Pero, afortunadamente para él, su bolsa sólo contenía cien ducados, y el
jeduque
no sabía contar más arriba de ciento.

—¡Mi señor, mi señor! ¡Partamos lo más pronto posible! Vea qué mala es esa gente —dijo Yankel, después de observar que el
jeduque
movía el dinero entre sus manos, como arrepentido de no haber pedido más.

—¡Bien, vamos pues,
jeduque
del diablo! —dijo Bulba— ¿has tomado el dinero, y no piensas en hacernos ver los cosacos? No, tú debes enseñárnoslos, puesto que has recibido el dinero no tienes derecho de rehusárnoslo.

—Váyanse al demonio, si no, los denuncio al instante, y entonces… atrás les digo, y pronto.

—¡Mi señor, mi señor! —¡vámonos, en nombre de Dios, vámonos! ¡Malditos sean! —exclamó el pobre Yankel.

Bulba, con la cabeza baja, se volvió lentamente, seguido de las reconvenciones de Yankel, que se sentía devorado de pesar a la idea de haber perdido sus cien ducados por nada.

—Pero también, ¿por qué pagarle? Debíamos haber dejado ladrar a ese perro. Ese pueblo es hecho así, siempre ha de regañar. ¡
Oh weh mir
! ¡Qué felicidades envía Dios a los hombres! Mire: ¡cien ducados solamente habernos echado! Y a un pobre judío le arrancarán sus rizos de pelo, harán de su hocico una cosa imposible de mirar, y nadie le dará cien ducados. ¡Oh, Dios mío! ¡Oh, Dios de misericordia!

Pero aquel contratiempo había tenido sobre Bulba otra influencia; veíase el efecto en la devoradora llama que brillaba en sus ojos.

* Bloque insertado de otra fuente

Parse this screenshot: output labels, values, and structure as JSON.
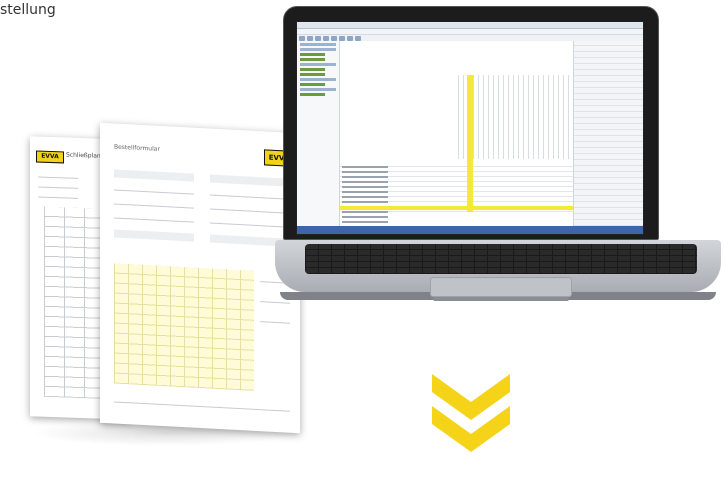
{
  "caption": {
    "text": "stellung"
  },
  "forms": {
    "back_logo": "EVVA",
    "back_title": "Schließplan",
    "front_logo": "EVVA",
    "front_title": "Bestellformular"
  },
  "colors": {
    "accent": "#f4d319",
    "laptop": "#1c1c1c",
    "highlight": "#f4e83a",
    "taskbar": "#3a67a8"
  },
  "icons": {
    "chevron": "double-chevron-down-icon"
  }
}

—Marchemos —dijo de repente, sacudiendo una especie de torpeza— vamos a la plaza pública; quiero ver cómo le atormentan.

—¡Oh, mi señor! ¿Para qué? Allí no podremos socorrerle.

—Vamos —dijo Bulba con resolución; y el judío le siguió exhalando un suspiro, como sigue una niñera a un niño indócil.

No era difícil encontrar la plaza en donde debía tener lugar el suplicio, pues el pueblo afluía a ella de todas partes. En aquel siglo de costumbres toscas, aquel era un espectáculo de los más atractivos, no solamente para el populacho, sino para las clases elevadas. Multitud de viejas devotas, un sinnúmero de tímidas jóvenes, que soñaban en seguida toda la noche cadáveres ensangrentados, y que despertaban gritando como puede hacerlo un húsar ebrio, aprovechaban aquella ocasión para poder satisfacer su cruel curiosidad. «¡Ah! ¡Qué horrible tormento!», gritaban algunas de ellas con terror febril, cerrando los ojos y volviendo el rostro, y sin embargo no abandonaban su puesto. Había hombres que, con la boca abierta y las manos tendidas convulsivamente, hubieran querido encaramarse por encima de las cabezas de los otros para ver mejor. Entre las figuras vulgares, sobresalía la enorme cabeza de un verdugo, que observaba todo el espectáculo con aire conocedor, y conversaba en monosílabos con un maestro de armas a quien llamaba su compadre porque los días festivos se emborrachaban en la misma taberna. Algunos discutían acaloradamente, otros hacían apuestas pero la mayor parte pertenecían a ese género de individuos que miran el mundo entero y todo lo que pasa en él como quien ve llover. En primera fila, y junto a los bigotudos, que componían la guardia de la ciudad, estaba un hidalgo campesino, o que parecía tal, en traje militar, llevando encima cuanto poseía, de manera que en su casa sólo le había quedado una camisa desgarrada y unas botas estropeadas; dos cadenas, de las cuales pendía una especie de ducado, cruzábanse sobre su pecho; había ido allí con su amante, Yousefa, y se agitaba continuamente porque no se le manchase su traje de seda. Habíaselo explicado todo con anticipación tan minuciosamente, que era imposible de todo punto añadir cosa alguna.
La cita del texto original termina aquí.